Toplantının açılışında konuşan TBMM Başkanı Numan Kurtulmuş, "Türkiye tarihi bir döneme girdi. Şehitlerimizi şükranla yad ediyoruz. Geldiğimiz bu sürecin hiçbir noktasında bir pazarlık olmamıştır ve olmayacaktır. Bunu şehit aileleri ve 86 milyon huzurunda söylüyorum. Barış olmasın diye gayret edenlerin de varlığı aşikardır. Bu süreci zehirlemeye kalkanların olacağı biliniyor. Bu konuda hiçbir eksik olmadan yolumuza devam etmemiz gerekiyor" dedi.
Kurtulmuş'un konuşmasının ardından Aile ve Sosyal Hizmetler Bakanı Mahinur Özdemir Göktaş bir sunum gerçekleştirdi.

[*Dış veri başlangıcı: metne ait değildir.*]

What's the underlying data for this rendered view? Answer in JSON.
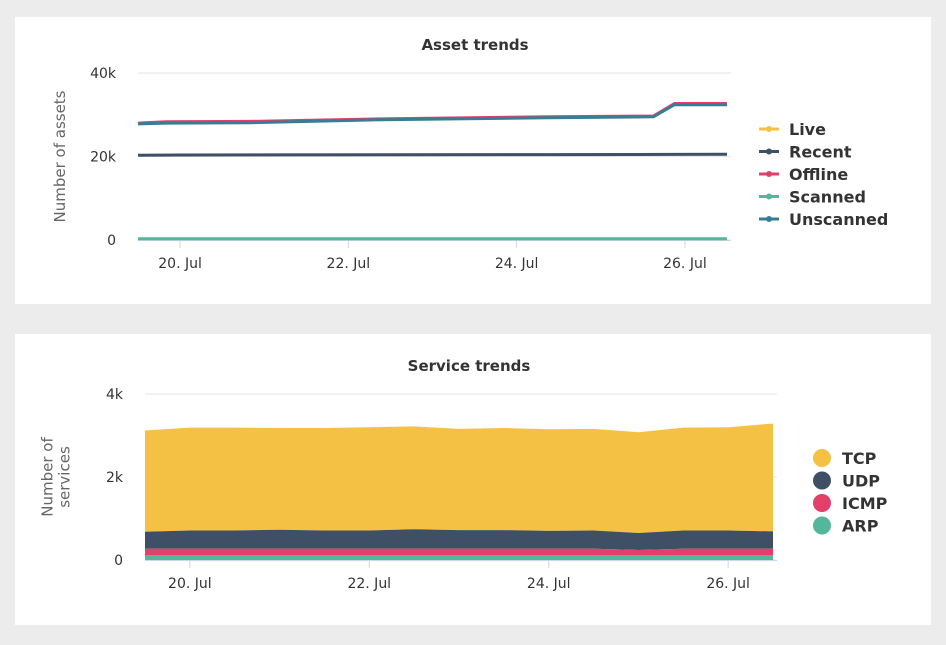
{
  "chart_data": [
    {
      "type": "line",
      "title": "Asset trends",
      "xlabel": "",
      "ylabel": "Number of assets",
      "ylim": [
        0,
        40000
      ],
      "yticks": [
        "0",
        "20k",
        "40k"
      ],
      "ytick_values": [
        0,
        20000,
        40000
      ],
      "xlim": [
        "2023-07-19T12:00",
        "2023-07-26T12:00"
      ],
      "xticks": [
        "20. Jul",
        "22. Jul",
        "24. Jul",
        "26. Jul"
      ],
      "xtick_dates": [
        "2023-07-20",
        "2023-07-22",
        "2023-07-24",
        "2023-07-26"
      ],
      "grid": "horizontal",
      "legend_position": "right",
      "series": [
        {
          "name": "Live",
          "color": "#f4c145",
          "x": [
            "2023-07-19T12:00",
            "2023-07-26T12:00"
          ],
          "y": [
            null,
            null
          ]
        },
        {
          "name": "Recent",
          "color": "#3f4f65",
          "x": [
            "2023-07-19T12:00",
            "2023-07-20T00:00",
            "2023-07-22T09:00",
            "2023-07-24T09:00",
            "2023-07-25T21:00",
            "2023-07-26T12:00"
          ],
          "y": [
            20300,
            20350,
            20400,
            20450,
            20500,
            20550
          ]
        },
        {
          "name": "Offline",
          "color": "#e23f6b",
          "x": [
            "2023-07-19T12:00",
            "2023-07-19T20:00",
            "2023-07-20T20:00",
            "2023-07-22T09:00",
            "2023-07-24T09:00",
            "2023-07-25T15:00",
            "2023-07-25T21:00",
            "2023-07-26T12:00"
          ],
          "y": [
            28000,
            28300,
            28400,
            29000,
            29500,
            29700,
            32700,
            32700
          ]
        },
        {
          "name": "Scanned",
          "color": "#52b79b",
          "x": [
            "2023-07-19T12:00",
            "2023-07-26T12:00"
          ],
          "y": [
            300,
            300
          ]
        },
        {
          "name": "Unscanned",
          "color": "#377e94",
          "x": [
            "2023-07-19T12:00",
            "2023-07-19T20:00",
            "2023-07-20T20:00",
            "2023-07-22T09:00",
            "2023-07-24T09:00",
            "2023-07-25T15:00",
            "2023-07-25T21:00",
            "2023-07-26T12:00"
          ],
          "y": [
            27800,
            28000,
            28100,
            28800,
            29300,
            29500,
            32400,
            32400
          ]
        }
      ]
    },
    {
      "type": "area",
      "stacked": true,
      "title": "Service trends",
      "xlabel": "",
      "ylabel": "Number of services",
      "ylim": [
        0,
        4000
      ],
      "yticks": [
        "0",
        "2k",
        "4k"
      ],
      "ytick_values": [
        0,
        2000,
        4000
      ],
      "xlim": [
        "2023-07-19T12:00",
        "2023-07-26T12:00"
      ],
      "xticks": [
        "20. Jul",
        "22. Jul",
        "24. Jul",
        "26. Jul"
      ],
      "xtick_dates": [
        "2023-07-20",
        "2023-07-22",
        "2023-07-24",
        "2023-07-26"
      ],
      "grid": "horizontal",
      "legend_position": "right",
      "x": [
        "2023-07-19T12:00",
        "2023-07-20T00:00",
        "2023-07-20T12:00",
        "2023-07-21T00:00",
        "2023-07-21T12:00",
        "2023-07-22T00:00",
        "2023-07-22T12:00",
        "2023-07-23T00:00",
        "2023-07-23T12:00",
        "2023-07-24T00:00",
        "2023-07-24T12:00",
        "2023-07-25T00:00",
        "2023-07-25T12:00",
        "2023-07-26T00:00",
        "2023-07-26T12:00"
      ],
      "series": [
        {
          "name": "ARP",
          "color": "#52b79b",
          "values": [
            120,
            120,
            120,
            120,
            120,
            120,
            120,
            120,
            120,
            120,
            120,
            120,
            120,
            120,
            120
          ]
        },
        {
          "name": "ICMP",
          "color": "#e23f6b",
          "values": [
            150,
            150,
            150,
            150,
            150,
            150,
            150,
            150,
            150,
            150,
            150,
            120,
            150,
            150,
            150
          ]
        },
        {
          "name": "UDP",
          "color": "#3f4f65",
          "values": [
            410,
            440,
            440,
            460,
            440,
            440,
            470,
            450,
            450,
            430,
            440,
            410,
            440,
            440,
            420
          ]
        },
        {
          "name": "TCP",
          "color": "#f4c145",
          "values": [
            2440,
            2480,
            2480,
            2450,
            2470,
            2490,
            2480,
            2440,
            2460,
            2450,
            2450,
            2430,
            2480,
            2490,
            2600
          ]
        }
      ]
    }
  ]
}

Komisyon toplantısında, şehit aileleri, gaziler ve yakınları ile ilgili dernek ve vakıfların yöneticileri dinleniyor.
Komisyonda dinlenen Emniyet Teşkilatı Vazife Malulü ve Şehit Aileleri Vakfı Başkanı Abdurrahman Yılmaz, "Silah bırakmanın yasal zemininin oluşturulması bir devlet politikası olarak önem arz etmektedir. Bugüne kadar ağır bedeller ödeyen şehit aileleri ve gazilerimizi rencide edecek tutumlardan uzak durulmalıdır. Bu hassas dönemde kimden gelirse gelsin hiçbir provokatif eyleme ve şımarıklığa müsamaha gösterilmemelidir. Mesela, yakın zamanda Mardin Dargeçit'te havai fişek kutlamaları... Bunu yapanlar yakalanarak işlem yapılmalıdır. Bugün yine bir 'Beyaz Toros'un yüce Meclis önünde yakılması... Bunlar provokatif eylemlerdir ve devletimiz önlem almalıdır" dedi.

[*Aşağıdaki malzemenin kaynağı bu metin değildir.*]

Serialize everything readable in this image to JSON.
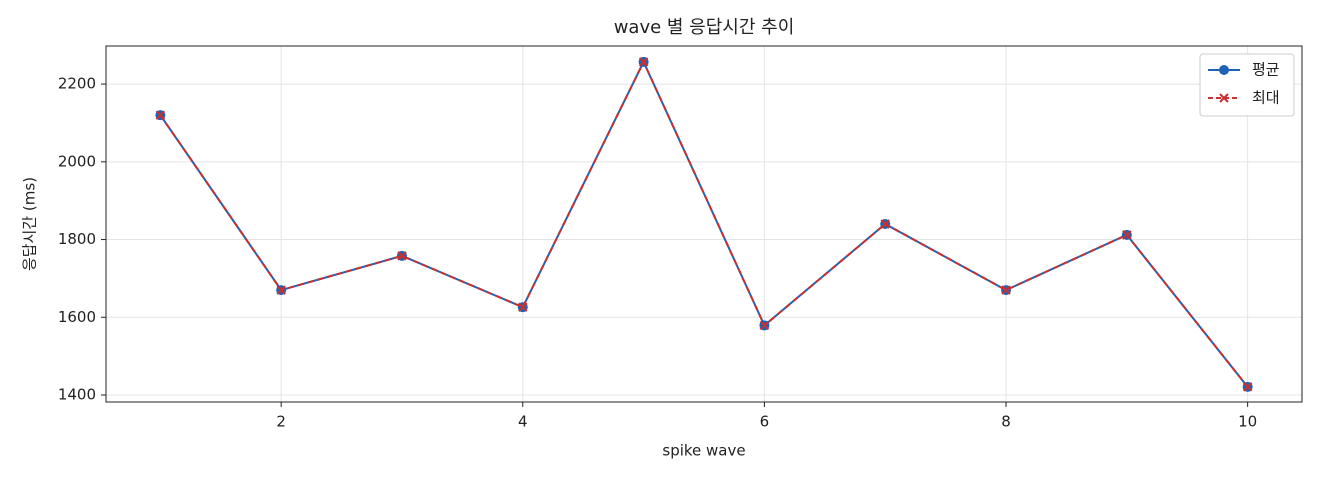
{
  "chart_data": {
    "type": "line",
    "title": "wave 별 응답시간 추이",
    "x_label": "spike wave",
    "y_label": "응답시간 (ms)",
    "x": [
      1,
      2,
      3,
      4,
      5,
      6,
      7,
      8,
      9,
      10
    ],
    "series": [
      {
        "name": "평균",
        "color": "#1f63b8",
        "values": [
          2120,
          1670,
          1758,
          1626,
          2257,
          1579,
          1840,
          1670,
          1812,
          1421
        ]
      },
      {
        "name": "최대",
        "color": "#c8312f",
        "values": [
          2120,
          1670,
          1758,
          1626,
          2257,
          1579,
          1840,
          1670,
          1812,
          1421
        ]
      }
    ],
    "xlim": [
      0.55,
      10.45
    ],
    "xticks": [
      2,
      4,
      6,
      8,
      10
    ],
    "ylim": [
      1382,
      2298
    ],
    "yticks": [
      1400,
      1600,
      1800,
      2000,
      2200
    ],
    "grid": true,
    "legend": "upper right"
  }
}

KURTULMUŞ'TAN 'BEYAZ TOROS' YAKILMASINA İLİŞKİN AÇIKLAMA
Komisyona katılan diğer bazı temsilcilerin de sürece zarar vermek isteyenler olduğu yönündeki konuşmalarının ardından Numan Kurtulmuş, şu açıklamada bulundu:
"Sabahtan beri bazı spekülasyonlar yapıldığı, burada da dile getirildiği için Beyaz Toros'la bir iki bir şey söylemek istiyorum. Benim de Meclis binasına gelirken karşılaştığım bir tabloydu. İçişleri Bakanlığımızın yaptığı açıklama herhalde hepinizin önündedir. İçişleri Bakanlığımızın yaptığı ilk tahkikatta aracı yakan kişinin, hurda araçlardaki ÖTV indirimi ile ilgili yasa çıkmadığı için bu meseleden infial halinde olduğu ve bundan dolayı aracını yaktığı ifade ediliyor. Ayrıca daha önce de Mersin Adliyesi önünde de başka bir aracı yıllar önce yakmış. Bu şahsın psikolojik bir zorluğu olduğu anlaşılıyor. Ama nihayetinde devam eden bir tahkikat var. Bu tahkikatın devamının detaylı bir şekilde sürdürülmesinden sonra bu işin ne olup olmadığı bütünüyle ortaya çıkacaktır. Barışı konuştuğumuz, Türkiye'de artık terörün tamamen geride kalmasını temenni ettiğimiz, o dönemlere ilişkin hatırladığımız Beyaz Torosların sembolize ettiği faili meçhul cinayetlerin tamamıyla artık Türkiye'nin tarihinde kalmasını dilediğiniz bir sürecin içerisindeyiz. Böylesine sembolik konular üzerinden bir kısmı bilerek bir kısmı bilmeyerek spekülasyonları icat etmek isteyenler olur. Bu vesileyle hatırlattığınız için çok teşekkür ediyorum. Bu tür münferit olaylara karşı da son derece hassas olmamız ve Türkiye'nin bu konuya ilişkin yaklaşımlarındaki sıhhatli yaklaşımları engelleyecek bu tür davranışlara karşı dikkatli olmamız gerekir."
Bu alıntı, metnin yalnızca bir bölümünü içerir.